その翌日、岩手県はひどく冷え込んだ。
お世話になっている仮設住宅の自治会長さんの奥さんとすれ違う時に、寒いですねと挨拶したら、「ウン、冷え込んできたヨ」と言われた。
文字ではうまく伝わらないかもしれないけれど、南の地方からやってきた人間に、これから本格的に寒くなっていくんだよと伝えてくれるような、やさしくあたたかい言葉だった。
そういえば、11月初旬の初雪が降った朝、自治会長さんが犬の散歩をしているのに出会ったことがあったが、その時は、もう雪が降っちゃいましたねという挨拶に、「でもまだ道は大丈夫だ」という返事だった。
それは、いつごろタイヤ交換するかが話題に上っていた頃のこと。最初の雪は道路にまでは積もらない。本格的な雪の季節までにはまだ少し間がある。いまのうちにタイヤ交換しとけよ、というメッセージなのだと、数日後、晴れた暖かい日にタイヤ交換しながらようやく気がついた。
東北の人は口数が少ないと言われる。寒いから余計なことを喋らないのだと。それでも、量としては少な目な言葉の中に、相手への思いやりやあたたかい気持ちが込められている。
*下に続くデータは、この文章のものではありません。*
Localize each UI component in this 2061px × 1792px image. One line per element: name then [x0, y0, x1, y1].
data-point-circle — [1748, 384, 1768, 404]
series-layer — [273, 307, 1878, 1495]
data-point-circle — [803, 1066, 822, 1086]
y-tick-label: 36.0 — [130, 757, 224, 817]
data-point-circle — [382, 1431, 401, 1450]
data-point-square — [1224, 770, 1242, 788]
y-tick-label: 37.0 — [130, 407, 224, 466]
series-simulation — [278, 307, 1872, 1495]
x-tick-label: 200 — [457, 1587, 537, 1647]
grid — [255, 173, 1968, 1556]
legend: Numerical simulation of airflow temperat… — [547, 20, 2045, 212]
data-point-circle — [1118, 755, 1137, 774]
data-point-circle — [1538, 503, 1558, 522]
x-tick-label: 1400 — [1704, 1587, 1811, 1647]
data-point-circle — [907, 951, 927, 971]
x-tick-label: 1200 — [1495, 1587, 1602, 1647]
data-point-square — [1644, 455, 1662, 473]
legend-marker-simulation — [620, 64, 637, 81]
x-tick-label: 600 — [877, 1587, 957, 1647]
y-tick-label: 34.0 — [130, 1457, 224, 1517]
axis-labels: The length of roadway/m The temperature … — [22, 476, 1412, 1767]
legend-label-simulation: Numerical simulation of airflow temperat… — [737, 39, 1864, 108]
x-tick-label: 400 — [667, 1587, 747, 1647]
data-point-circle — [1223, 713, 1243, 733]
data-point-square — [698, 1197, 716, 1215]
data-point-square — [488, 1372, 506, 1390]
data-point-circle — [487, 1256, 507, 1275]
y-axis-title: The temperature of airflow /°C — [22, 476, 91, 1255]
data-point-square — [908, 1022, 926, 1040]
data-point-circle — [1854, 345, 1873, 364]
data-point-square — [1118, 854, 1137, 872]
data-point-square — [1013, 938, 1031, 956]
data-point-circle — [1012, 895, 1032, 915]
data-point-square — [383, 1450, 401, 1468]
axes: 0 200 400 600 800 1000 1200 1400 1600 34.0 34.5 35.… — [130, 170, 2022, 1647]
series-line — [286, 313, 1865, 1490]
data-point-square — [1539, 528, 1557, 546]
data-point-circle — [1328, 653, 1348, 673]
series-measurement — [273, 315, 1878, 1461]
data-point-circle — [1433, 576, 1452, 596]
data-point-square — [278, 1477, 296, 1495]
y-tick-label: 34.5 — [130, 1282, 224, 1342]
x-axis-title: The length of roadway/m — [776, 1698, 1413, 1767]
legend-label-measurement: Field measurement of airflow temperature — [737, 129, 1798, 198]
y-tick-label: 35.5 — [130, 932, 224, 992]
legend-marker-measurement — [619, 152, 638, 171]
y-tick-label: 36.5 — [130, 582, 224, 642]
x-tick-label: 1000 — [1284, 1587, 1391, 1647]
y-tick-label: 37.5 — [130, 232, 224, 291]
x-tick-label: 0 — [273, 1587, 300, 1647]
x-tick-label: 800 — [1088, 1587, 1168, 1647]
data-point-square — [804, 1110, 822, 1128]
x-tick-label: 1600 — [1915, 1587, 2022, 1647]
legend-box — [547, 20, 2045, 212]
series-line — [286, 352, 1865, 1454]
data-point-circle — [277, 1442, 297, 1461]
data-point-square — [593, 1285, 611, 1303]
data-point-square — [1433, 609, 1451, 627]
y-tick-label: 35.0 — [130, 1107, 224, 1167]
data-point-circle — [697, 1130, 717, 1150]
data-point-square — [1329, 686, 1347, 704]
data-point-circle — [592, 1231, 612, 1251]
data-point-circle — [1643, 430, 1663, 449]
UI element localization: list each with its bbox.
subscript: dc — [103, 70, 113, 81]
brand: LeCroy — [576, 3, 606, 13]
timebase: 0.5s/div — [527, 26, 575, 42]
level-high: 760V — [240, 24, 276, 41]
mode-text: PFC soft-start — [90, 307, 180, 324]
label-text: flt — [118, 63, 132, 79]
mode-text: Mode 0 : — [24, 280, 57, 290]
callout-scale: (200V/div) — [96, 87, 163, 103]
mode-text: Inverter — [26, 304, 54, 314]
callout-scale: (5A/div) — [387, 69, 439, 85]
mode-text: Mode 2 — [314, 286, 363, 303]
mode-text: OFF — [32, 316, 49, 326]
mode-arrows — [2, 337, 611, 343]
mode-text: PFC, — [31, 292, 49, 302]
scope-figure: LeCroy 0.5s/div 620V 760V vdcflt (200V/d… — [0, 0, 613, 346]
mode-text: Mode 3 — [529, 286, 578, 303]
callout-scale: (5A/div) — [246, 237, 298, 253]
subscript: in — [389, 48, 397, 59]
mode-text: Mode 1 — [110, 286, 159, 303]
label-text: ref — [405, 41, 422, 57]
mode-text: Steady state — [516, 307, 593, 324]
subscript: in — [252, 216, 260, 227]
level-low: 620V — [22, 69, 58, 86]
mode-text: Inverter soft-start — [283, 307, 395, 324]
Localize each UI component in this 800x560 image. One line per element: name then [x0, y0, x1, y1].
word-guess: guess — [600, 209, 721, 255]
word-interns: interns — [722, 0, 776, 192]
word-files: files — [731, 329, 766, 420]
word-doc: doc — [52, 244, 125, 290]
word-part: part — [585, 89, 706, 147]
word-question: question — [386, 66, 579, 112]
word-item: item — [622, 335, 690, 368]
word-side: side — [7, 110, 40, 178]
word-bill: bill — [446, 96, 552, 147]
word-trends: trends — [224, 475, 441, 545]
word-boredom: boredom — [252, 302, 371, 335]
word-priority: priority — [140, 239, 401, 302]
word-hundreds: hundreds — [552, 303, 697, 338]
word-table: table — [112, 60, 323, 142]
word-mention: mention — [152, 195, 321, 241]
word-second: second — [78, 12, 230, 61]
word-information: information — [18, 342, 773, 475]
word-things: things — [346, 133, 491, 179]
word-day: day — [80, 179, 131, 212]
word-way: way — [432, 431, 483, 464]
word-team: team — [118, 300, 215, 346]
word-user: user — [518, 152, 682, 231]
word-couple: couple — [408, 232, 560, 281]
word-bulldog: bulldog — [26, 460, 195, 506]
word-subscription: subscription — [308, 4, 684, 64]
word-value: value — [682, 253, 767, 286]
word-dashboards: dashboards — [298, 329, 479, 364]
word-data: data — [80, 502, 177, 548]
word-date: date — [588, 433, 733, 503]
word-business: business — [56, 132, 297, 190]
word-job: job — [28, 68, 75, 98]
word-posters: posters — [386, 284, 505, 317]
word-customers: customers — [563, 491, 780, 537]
今朝、今年三度目となる雪が舞った。いずれ、まだ暗いうちから雪掻きしなければならないような季節がやってくる。入居者が少なくなった仮設住宅では、いまから雪掻きする人数が揃うかどうか心配されている。そんな時、その場所にいた時には、ゴム長はいて、寒いっすねなんて、当たり前すぎて面白くもない挨拶をしながらお手伝いしようと思う。東北に暮らす1人の人間として。